Verborgene Emissionen in Importen aufdecken

Bereit für die Umsetzung des CBAM? Kennen Sie Ihre Lieferanten in Bezug auf den CO2-Ausstoß? Die Emissio­nen eines Produkts können zwischen verschiedenen Ländern und Produktionsstätten erheblich variieren.


Unternehmen sollten in Bezug auf CBAM zumindest die folgenden Punkte klären:

  • Verstehen, wie CBAM-Gewinne und -Verluste beeinflussen kann
  • Abschätzen, wie Standardwerte für die eigenen Produkte aussehen könnten
  • Niedrigere CO2-Lieferanten zu identifizieren und mehrjährige Beschaffungsverträge abzuschließen
  • Wenn Lieferanten noch nicht ihren CO2-Fußabdruck erfassen, sollten sie dazu bewegt werden, die Emissio­nen aus Produktion und indirektem Stromverbrauch zu messen, damit sie schon für 2023 tatsäch­liche Primär­­daten liefern können.

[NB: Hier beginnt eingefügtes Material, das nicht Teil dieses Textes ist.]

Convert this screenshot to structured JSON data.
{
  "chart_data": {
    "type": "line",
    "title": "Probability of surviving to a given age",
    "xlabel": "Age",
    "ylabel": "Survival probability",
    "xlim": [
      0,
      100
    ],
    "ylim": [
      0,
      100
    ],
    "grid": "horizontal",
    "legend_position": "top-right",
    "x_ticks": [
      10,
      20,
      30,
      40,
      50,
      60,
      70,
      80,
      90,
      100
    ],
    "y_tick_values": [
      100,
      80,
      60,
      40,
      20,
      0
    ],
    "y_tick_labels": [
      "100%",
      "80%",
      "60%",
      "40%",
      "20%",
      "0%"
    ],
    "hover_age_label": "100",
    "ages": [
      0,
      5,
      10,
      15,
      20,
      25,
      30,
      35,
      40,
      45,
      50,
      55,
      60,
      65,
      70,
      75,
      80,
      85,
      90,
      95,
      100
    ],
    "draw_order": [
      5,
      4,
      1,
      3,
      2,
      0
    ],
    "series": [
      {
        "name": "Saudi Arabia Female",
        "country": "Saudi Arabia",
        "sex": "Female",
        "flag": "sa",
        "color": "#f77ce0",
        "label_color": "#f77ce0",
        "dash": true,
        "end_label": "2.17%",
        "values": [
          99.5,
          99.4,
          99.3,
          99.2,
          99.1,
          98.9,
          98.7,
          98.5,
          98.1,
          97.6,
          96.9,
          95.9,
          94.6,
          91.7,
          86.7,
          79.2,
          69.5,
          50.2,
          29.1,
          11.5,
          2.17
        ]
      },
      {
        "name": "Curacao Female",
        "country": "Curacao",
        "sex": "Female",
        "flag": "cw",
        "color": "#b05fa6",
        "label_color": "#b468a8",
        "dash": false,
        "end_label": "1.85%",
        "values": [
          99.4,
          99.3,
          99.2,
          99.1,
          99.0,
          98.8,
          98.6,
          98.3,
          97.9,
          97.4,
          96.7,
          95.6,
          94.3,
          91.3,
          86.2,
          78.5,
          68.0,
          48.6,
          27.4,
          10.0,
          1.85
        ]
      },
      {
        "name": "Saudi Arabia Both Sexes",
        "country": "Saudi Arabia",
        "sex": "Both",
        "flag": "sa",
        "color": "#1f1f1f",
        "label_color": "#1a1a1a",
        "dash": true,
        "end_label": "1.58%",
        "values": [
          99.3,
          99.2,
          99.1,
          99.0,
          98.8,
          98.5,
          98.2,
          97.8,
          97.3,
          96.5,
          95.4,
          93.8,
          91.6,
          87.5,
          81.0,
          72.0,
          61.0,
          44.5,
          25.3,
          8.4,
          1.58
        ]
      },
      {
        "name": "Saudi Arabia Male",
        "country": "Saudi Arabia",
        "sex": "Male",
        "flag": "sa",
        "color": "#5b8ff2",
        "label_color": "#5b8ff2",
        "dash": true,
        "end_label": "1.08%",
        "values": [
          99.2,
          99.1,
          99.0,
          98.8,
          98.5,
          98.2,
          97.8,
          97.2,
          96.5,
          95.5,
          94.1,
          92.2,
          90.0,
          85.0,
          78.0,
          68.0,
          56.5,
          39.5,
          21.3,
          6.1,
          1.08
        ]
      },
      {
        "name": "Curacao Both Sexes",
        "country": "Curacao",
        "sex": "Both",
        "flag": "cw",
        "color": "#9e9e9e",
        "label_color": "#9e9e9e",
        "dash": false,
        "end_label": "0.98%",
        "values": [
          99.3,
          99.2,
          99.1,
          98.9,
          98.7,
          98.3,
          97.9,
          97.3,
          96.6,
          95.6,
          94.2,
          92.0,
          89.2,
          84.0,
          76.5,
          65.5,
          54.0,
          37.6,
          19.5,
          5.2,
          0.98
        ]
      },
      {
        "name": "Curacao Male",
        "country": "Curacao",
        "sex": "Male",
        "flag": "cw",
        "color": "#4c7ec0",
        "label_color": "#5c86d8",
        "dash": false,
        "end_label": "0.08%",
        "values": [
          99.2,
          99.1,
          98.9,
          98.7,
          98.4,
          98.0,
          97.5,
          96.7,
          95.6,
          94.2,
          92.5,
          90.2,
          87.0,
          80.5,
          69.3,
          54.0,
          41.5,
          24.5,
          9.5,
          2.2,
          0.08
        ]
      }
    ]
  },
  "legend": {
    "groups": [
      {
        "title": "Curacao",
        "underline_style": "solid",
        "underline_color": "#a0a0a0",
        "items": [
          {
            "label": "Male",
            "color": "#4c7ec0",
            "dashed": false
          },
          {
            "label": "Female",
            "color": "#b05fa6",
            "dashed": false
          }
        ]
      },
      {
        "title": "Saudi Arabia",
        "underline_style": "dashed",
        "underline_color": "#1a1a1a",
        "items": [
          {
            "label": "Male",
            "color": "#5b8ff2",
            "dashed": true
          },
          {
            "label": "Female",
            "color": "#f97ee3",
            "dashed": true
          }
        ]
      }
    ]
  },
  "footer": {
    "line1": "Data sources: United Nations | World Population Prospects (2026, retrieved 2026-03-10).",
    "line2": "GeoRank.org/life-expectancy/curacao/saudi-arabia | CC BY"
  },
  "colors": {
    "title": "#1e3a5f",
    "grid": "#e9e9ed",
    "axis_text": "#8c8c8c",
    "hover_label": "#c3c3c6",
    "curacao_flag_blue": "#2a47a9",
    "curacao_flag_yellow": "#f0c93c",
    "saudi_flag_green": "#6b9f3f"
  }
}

Obwohl es keine finanzielle Anpassung für die eingebetteten Emissionen von Importen bis zum Ende der Übergangszeit (voraussichtlich 2027) geben wird, gilt: je genauer die Daten sind, die die EU-Kommission vorher erhebt, desto fairer werden die Standardwerte wahrscheinlich sein.


2023 ist eine Chance – 2027 ist zu spät


Unternehmen haben nur noch drei oder vier jährliche Prozesse vor sich, bevor CBAM voll zum Tragen kommt. Wenn Unternehmen jetzt ihre Angelegenheiten in Ordnung bringen, haben sie genug Zeit, um die CO2-Bilanzierung und das Lieferantenengagement in ihre Prozesse zu integrieren und ihre Lieferketten auf die steigenden Kosten für CO2 vorzubereiten.